Campania, aumentato il tetto del reddito per le borse studio

Stanziati ulteriori 30 milioni di euro dalla Regione.

Aumenta in Campania il tetto di reddito per l’accesso alle borse di studio universitarie, ampliando notevolmente la platea dei beneficiari. Il provvedimento è stato approvato dalla giunta regionale. La soglia di reddito “Isee” passa da 21mila euro a 22.700 Euro annui, mentre la soglia “patrimoniale” passa da 40mila a 46.500 euro. Complessivamente si stanziano per le borse di studio 130 milioni (30 in più rispetto all’anno scorso).

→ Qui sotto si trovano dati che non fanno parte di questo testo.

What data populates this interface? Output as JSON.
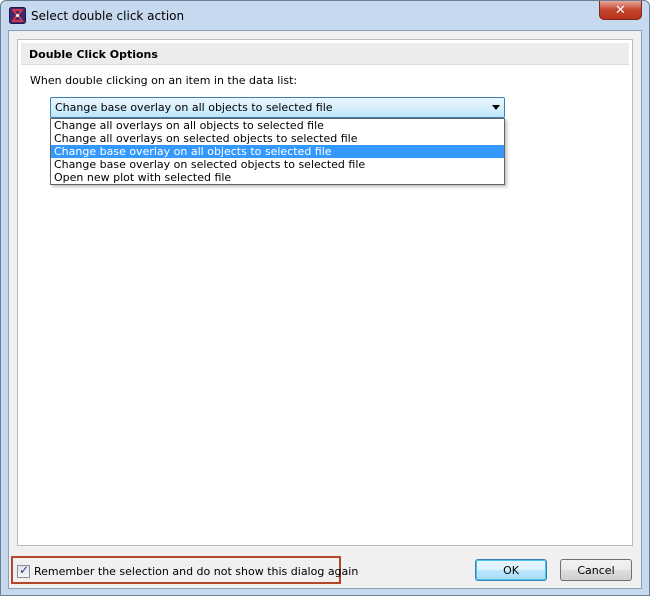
{
  "window": {
    "title": "Select double click action",
    "close_label": "✕"
  },
  "group": {
    "title": "Double Click Options",
    "prompt": "When double clicking on an item in the data list:"
  },
  "combo": {
    "selected_value": "Change base overlay on all objects to selected file",
    "options": [
      "Change all overlays on all objects to selected file",
      "Change all overlays on selected objects to selected file",
      "Change base overlay on all objects to selected file",
      "Change base overlay on selected objects to selected file",
      "Open new plot with selected file"
    ],
    "highlighted_index": 2
  },
  "remember": {
    "label": "Remember the selection and do not show this dialog again",
    "checked": true
  },
  "buttons": {
    "ok": "OK",
    "cancel": "Cancel"
  },
  "colors": {
    "highlight": "#3399ff",
    "callout_border": "#b5462b"
  },
  "icons": {
    "app": "app-logo-icon",
    "close": "close-icon",
    "dropdown": "chevron-down-icon",
    "check": "checkmark-icon"
  }
}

“Siamo riusciti a reperire ulteriori risorse – ha dichiarato il governatore Vincenzo De Luca – e questo straordinario sforzo economico consente di aumentare i tetti di reddito per poter accedere alle borse di studio. Confermiamo la grande attenzione verso le fasce sociali più deboli, con un’azione anche di contrasto alla dispersione scolastica, che si aggiunge alle altre misure già adottate, a cominciare dai trasporti, con gli abbonamenti gratuiti per gli studenti, provvedimento unico in italia”.

Censis boccia la Campania

Nei giorni scorsi i risultati Censis della classifica degli atenei italiani avevano bocciato il sistema universitario della Campania. Con l’università Federico II è ultima nell’elenco dei mega atenei italiani, quelli con oltre 40 mila iscritti. L’Orientale e la Parthenope sono rispettivamente penultima e ultima tra le università tra i 10 mila e i 20 mila iscritti.

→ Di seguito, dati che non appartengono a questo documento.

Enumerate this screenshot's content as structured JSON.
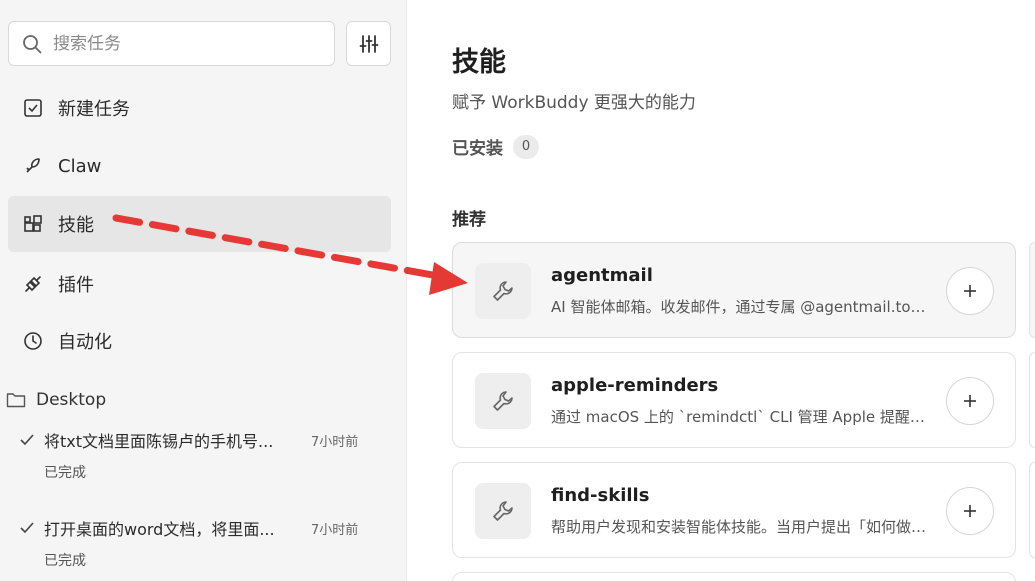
{
  "sidebar": {
    "search": {
      "placeholder": "搜索任务",
      "icon": "search-icon"
    },
    "filter_icon": "sliders-icon",
    "nav": [
      {
        "label": "新建任务",
        "icon": "checkbox-edit-icon"
      },
      {
        "label": "Claw",
        "icon": "claw-icon"
      },
      {
        "label": "技能",
        "icon": "blocks-icon",
        "active": true
      },
      {
        "label": "插件",
        "icon": "plug-icon"
      },
      {
        "label": "自动化",
        "icon": "clock-icon"
      }
    ],
    "folder": {
      "label": "Desktop",
      "icon": "folder-icon"
    },
    "tasks": [
      {
        "title": "将txt文档里面陈锡卢的手机号...",
        "time": "7小时前",
        "status": "已完成"
      },
      {
        "title": "打开桌面的word文档，将里面...",
        "time": "7小时前",
        "status": "已完成"
      }
    ]
  },
  "main": {
    "title": "技能",
    "subtitle": "赋予 WorkBuddy 更强大的能力",
    "installed": {
      "label": "已安装",
      "count": "0"
    },
    "recommended_label": "推荐",
    "skills": [
      {
        "name": "agentmail",
        "desc": "AI 智能体邮箱。收发邮件，通过专属 @agentmail.to 地址",
        "icon": "wrench-icon"
      },
      {
        "name": "apple-reminders",
        "desc": "通过 macOS 上的 `remindctl` CLI 管理 Apple 提醒事项",
        "icon": "wrench-icon"
      },
      {
        "name": "find-skills",
        "desc": "帮助用户发现和安装智能体技能。当用户提出「如何做某事」",
        "icon": "wrench-icon"
      }
    ]
  },
  "colors": {
    "annotation_arrow": "#e53935",
    "sidebar_bg": "#f5f5f5",
    "active_bg": "#e6e6e6"
  }
}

La Vanvitelli è al quartultimo posto nella classifica dei grandi atenei (tra i 20 ed i 40 mila iscritti); l’università del Sannio finisce in fondo ai piccoli atenei, seguita solo dal Molise. Ma gli indicatori selezionati per il ranking rappresentano spesso, per gli atenei del Mezzogiorno e della Campania, uno scoglio insormontabile. Che penalizza il sistema degli atenei campani anche in termini di immatricolazioni, sempre che i neodiplomati usino come metro di giudizio anche questa classifica. Il calo delle iscrizioni, pari a meno 5,1 per cento nel Mezzogiorno ( mentre nel Nord Est il dato è ben più contenuto, con solo 0,1 per cento di diminuzione di immatricolazioni) sconta certamente “l’impoverimento materiale delle famiglie – spiega il Censis – che si somma a un crescente disagio giovanile conseguente alla percezione di un futuro reso più incerto dal lungo periodo di pandemia”.